Argumenté que las letras y la ley están íntimamente unidos, porque ambos campos tratan de lo mismo: los conflictos humanos. La literatura celebra al hombre como espectáculo, en su infinita variedad; el derecho trata de poner orden en la función. Mientras la literatura busca el goce estético, el derecho señala como una brújula ese norte magnético que nadie conoce que es la justicia. También la literatura tiene una ética interior, trate el tema que trate, que le exige que el desarrollo justifique el desenlace. Al contrario que en la vida, donde tantas veces el fin justifica los medios, aquí son los medios los que deben provocar el resultado.

La literatura surge para describir las chispas del choque de unos con otros. El derecho, en cambio, se lanza a apagar el fuego. Por eso el derecho nunca será una ciencia y la literatura no puede acabarse nunca: porque los dos van encadenados a esa materia inestable y contradictoria que es el ser humano.

Como iba diciendo, donde hay dos personas surgen los conflictos y el intento de arreglarlos. Robinson Crusoe podía comportarse como un rey o un dios mientras estaba solo en la isla, pero en cuanto se encontró con Viernes, tuvo que establecer una forma de convivencia.

Otra cosa es que las leyes se obedezcan. Pensemos en Adán y Eva, los dos primeros seres humanos de los que tenemos noticia, noticia documentada, lo que sabemos de ellos es que se les impuso una sola norma, una prohibición: podéis hacer lo que queráis en el Paraíso, pero no comáis las manzanas del árbol de la ciencia.

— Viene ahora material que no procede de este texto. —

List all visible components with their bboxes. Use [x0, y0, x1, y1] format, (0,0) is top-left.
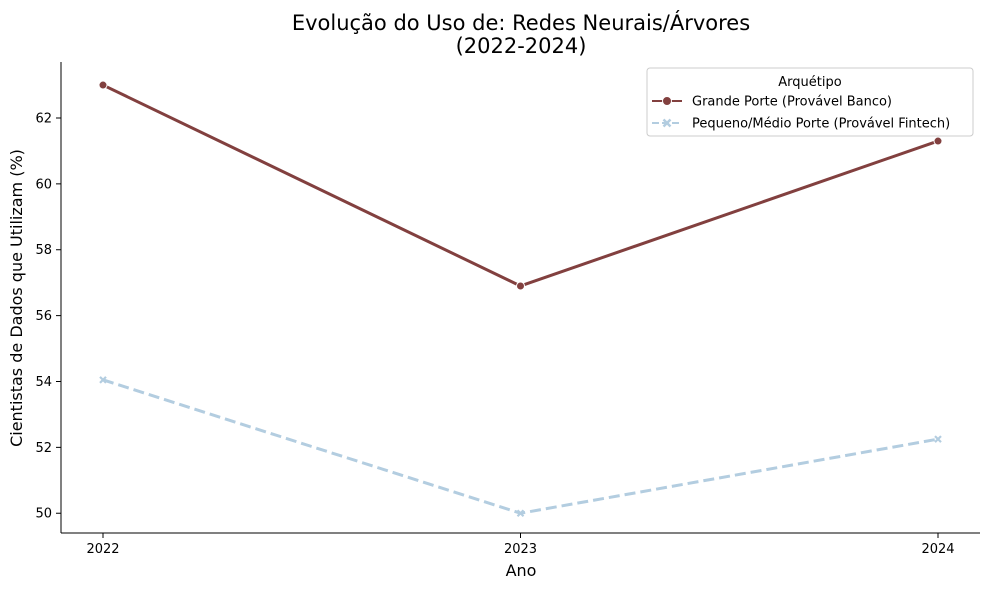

Curiosamente en la única escena que protagonizan Adán y Eva en la Biblia, lo que hicieron fue probar la manzana. No se menciona que comieran otra cosa. Su dieta alimenticia eran las manzanas. A la segunda generación no le fue mejor. Imagínense: Caín y Abel. Abel no supo hacer amigos. Caín no supo tener enemigos. Caín fue un rebelde, un precursor, antes de que existiera ninguna ley ya la había quebrantado. Asesinó sin esperar a que un legislador hubiera tipificado el asesinato.

En el fondo, los diez mandamientos son un resumen exhaustivo de la historia humana, donde se pulsan todos los resortes y los actos de la gente. Como mandamientos no resultaron muy observados, creo que Moisés pudo haberlos llamado Las diez sugerencias.

Cuando yo estudiaba derecho no era consciente de que aquellas asignaturas me estaban ayudando a entender la vida. El derecho no es una cosa que haga volar la imaginación o levante pasiones en un muchacho. No te desvelas de madrugada y te asomas a mirar las estrellas diciendo “he descubierto el arrendamiento”. A uno le quita el sueño una melodía o Romero y Julieta. El derecho lo que sí te ofrece es algo extraño y casi profético, que habrá de acompañarte hasta el final: una visión adulta de la vida.